Malgré la Covid-19 et les mesures barrières mises en place au Sénégal, les gargotes, ces lieux de restauration pour le petit peuple, continuent d’être fréquentése.
Madame Ndiaye est une restauratrice qui travaille depuis 2019 à la Médina, vieux quartier jouxtant le centre-ville de Dakar. Elle est aidée chaque soir par ses enfants pour préparer et servir les mets qu’elle offre dans sa gargote. Elle porte un masque de protection et souvent des gants durant ses prestations. « En 2019 nous avions beaucoup de clients, mais maintenant, ce n’est plus ça », déplore-t-elle.
Les gargotes sont de petits restaurants de rue, construits à la va vite. Ils sont pour la plupart fréquentés par toutes sortes de gens, mais surtout par les personnes aux revenus modestes. De manière générale, les gargotes ne respectent pas toujours les normes d’hygiène.
L’apparition du premier cas de Covid le 2 mars 2020 au Sénégal a suscité une série de mesures, dont la limitation des rassemblements et l’observation des gestes barrières, dont la distanciation physique dans les lieux publics.
Dans les gargotes aussi les gens ont eu peur. «Depuis l’apparition de la Covid-19 les gens hésitent à acheter », explique Mme Ndiaye qui dit faire des efforts pour garder son lieu de commerce sain.
Dans le quartier populaire de la Médina, se trouvent nombre de ces gargotes. Dans un de ces restaurants de fortune tenu par des femmes originaires de Guinée, aucune mesure barrière n’est respectée. Ni vendeur, ni client ne porte de masque. La gargote est très bruyante. À l’entrée, le personnel fait la cuisine. La caissière assise sur sa chaise, se joint de temps en temps aux cuisiniers.

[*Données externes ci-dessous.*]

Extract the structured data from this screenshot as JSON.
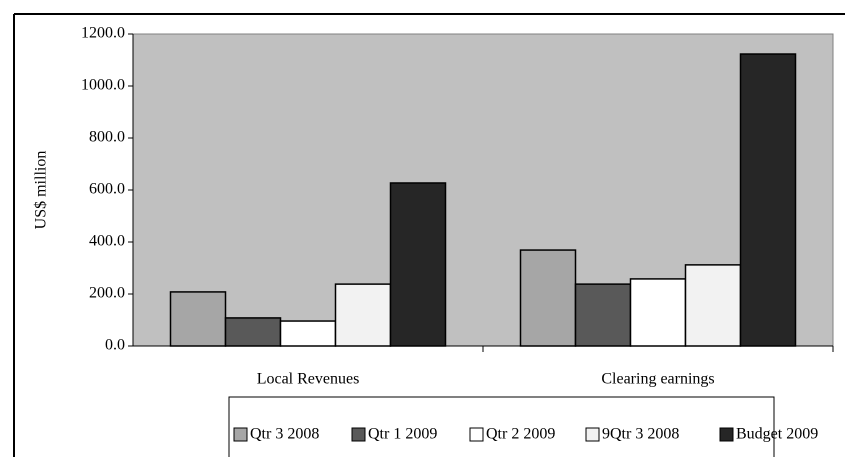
{
  "chart_data": {
    "type": "bar",
    "y_label": "US$ million",
    "categories": [
      "Local Revenues",
      "Clearing earnings"
    ],
    "series": [
      {
        "name": "Qtr 3 2008",
        "color": "#a6a6a6",
        "values": [
          208,
          369
        ]
      },
      {
        "name": "Qtr 1 2009",
        "color": "#595959",
        "values": [
          108,
          238
        ]
      },
      {
        "name": "Qtr 2 2009",
        "color": "#ffffff",
        "values": [
          96,
          258
        ]
      },
      {
        "name": "9Qtr 3 2008",
        "color": "#f2f2f2",
        "values": [
          238,
          312
        ]
      },
      {
        "name": "Budget 2009",
        "color": "#262626",
        "values": [
          627,
          1123
        ]
      }
    ],
    "ylim": [
      0,
      1200
    ],
    "yticks": [
      {
        "value": 0,
        "label": "0.0"
      },
      {
        "value": 200,
        "label": "200.0"
      },
      {
        "value": 400,
        "label": "400.0"
      },
      {
        "value": 600,
        "label": "600.0"
      },
      {
        "value": 800,
        "label": "800.0"
      },
      {
        "value": 1000,
        "label": "1000.0"
      },
      {
        "value": 1200,
        "label": "1200.0"
      }
    ],
    "plot_background": "#c0c0c0"
  }
}
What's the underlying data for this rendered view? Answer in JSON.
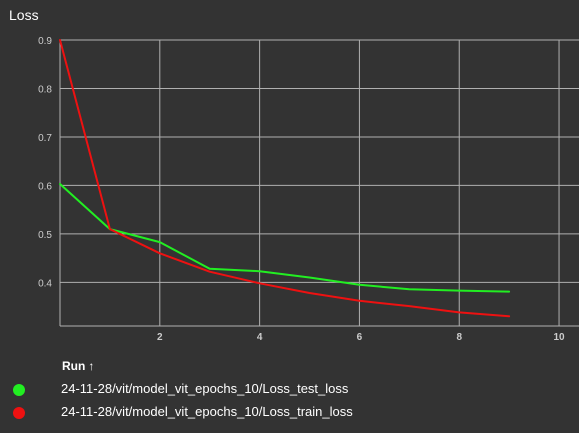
{
  "title": "Loss",
  "legend": {
    "header": "Run",
    "sort_icon": "arrow-up-icon",
    "sort_glyph": "↑"
  },
  "colors": {
    "background": "#333333",
    "grid": "#b0b0b0",
    "tick_label": "#cccccc"
  },
  "chart_data": {
    "type": "line",
    "title": "Loss",
    "xlabel": "",
    "ylabel": "",
    "xlim": [
      0,
      10.4
    ],
    "ylim": [
      0.31,
      0.9
    ],
    "xticks": [
      2,
      4,
      6,
      8,
      10
    ],
    "yticks": [
      0.4,
      0.5,
      0.6,
      0.7,
      0.8,
      0.9
    ],
    "grid": true,
    "legend_position": "bottom",
    "x": [
      0,
      1,
      2,
      3,
      4,
      5,
      6,
      7,
      8,
      9
    ],
    "series": [
      {
        "name": "24-11-28/vit/model_vit_epochs_10/Loss_test_loss",
        "color": "#22ee22",
        "values": [
          0.603,
          0.51,
          0.483,
          0.428,
          0.423,
          0.41,
          0.395,
          0.386,
          0.383,
          0.381
        ]
      },
      {
        "name": "24-11-28/vit/model_vit_epochs_10/Loss_train_loss",
        "color": "#ee1111",
        "values": [
          0.9,
          0.51,
          0.46,
          0.422,
          0.398,
          0.378,
          0.362,
          0.351,
          0.338,
          0.33
        ]
      }
    ]
  }
}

Pourtant, les autorités ont fixé, et parfois imposé, des mesures barrières pour limiter la propagation du virus : port des masques, lavage régulier des mains avec du savon ou une solution hydro alcoolique, tousser ou éternuer dans le coude ou dans un mouchoir à usage unique. Si aux moments de pic de la maladie, comme lors de la « 3è vague » en juillet et août 2021, les populations avaient commencé à se méfier de ces lieux de restauration bon marché mais sans grande hygiène, aujourd’hui, les populations sont redevenues moins craintives. Elles ont repris leurs habitudes dans les gargotes.
Fadel Castro, un jeune étudiant Comorien, établi au Sénégal depuis 2012, qui vit dans le quartier de la Médina, fréquente parfois ces gargotes. Il confie que ce « n’est pas très hygiénique, mais on fait avec. Avec la Covid je me méfie, mais même avant j’étais déjà méfiant ».
Monsieur Backa Diagne, nutritionniste et diététicien sénégalais, explique que manger dans les gargotes est risqué : « le fait que les gens s’y rassemblent en temps de Covid-19 pose problème. Il y a un grand manque d’hygiène et de réglementation dans ces lieux », affirme-t-il.
Tout ceci favorise les risques de contracter des maladies, chez les clients et même chez le personnel, et fait des gargotes, des lieux stratégiques de transmission du coronavirus
La majorité de ceux qui ouvrent des gargotes ne suivent pas toujours les règles administratives de l’ouverture des restaurants, ou même des snacks. Au Sénégal, avant d’ouvrir un service de consommation, quel qu’il soit (bar, restaurant, fast-food, gargote), « il faut impérativement avoir une autorisation de vente », explique le lieutenant Armand Seck, commandant de la brigade d’hygiène à Dakar.
En plus de l’autorisation de vente du préfet, les vendeurs doivent s’assurer d’être aptes physiquement et biologiquement, cela en faisant des visites médicales périodiques, chez des médecins agréés, ajoute le lieutenant. Les locaux doivent aussi être salubres, et c’est là où le service d’hygiène intervient, pour s’assurer que toutes ces règles sont respectées.
En principe, les contrôles par les agents du service d’hygiène au Sénégal dans les gargotes sont faits au moins une fois par mois.
Dans le quartier de la Zone A, à Dakar, Fallou Diagne tient sa gargote depuis 2015. Comme madame Ndiaye, la restauratrice de la Médina, Fallou est conscient des exigences de certains clients quand il s’agit de l’alimentation. Il affirme ne jamais avoir eu d’altercations avec les services d’hygiène, car il dit veiller sur la propreté de son lieu de travail. « Je porte mon masque, je désinfecte mes mains avec du gel, je porte des gants, à un moment, je n’acceptais pas de prendre l’argent à la main », déclare Fallou.
En tant qu’hygiéniste, le lieutenant Seck, commandant de la brigade d’hygiène à Dakar, dit sensibiliser les restaurateurs, leur personnel ainsi que les clients, afin que le nombre d’infections dans les gargotes soient limités. Un vrai défi.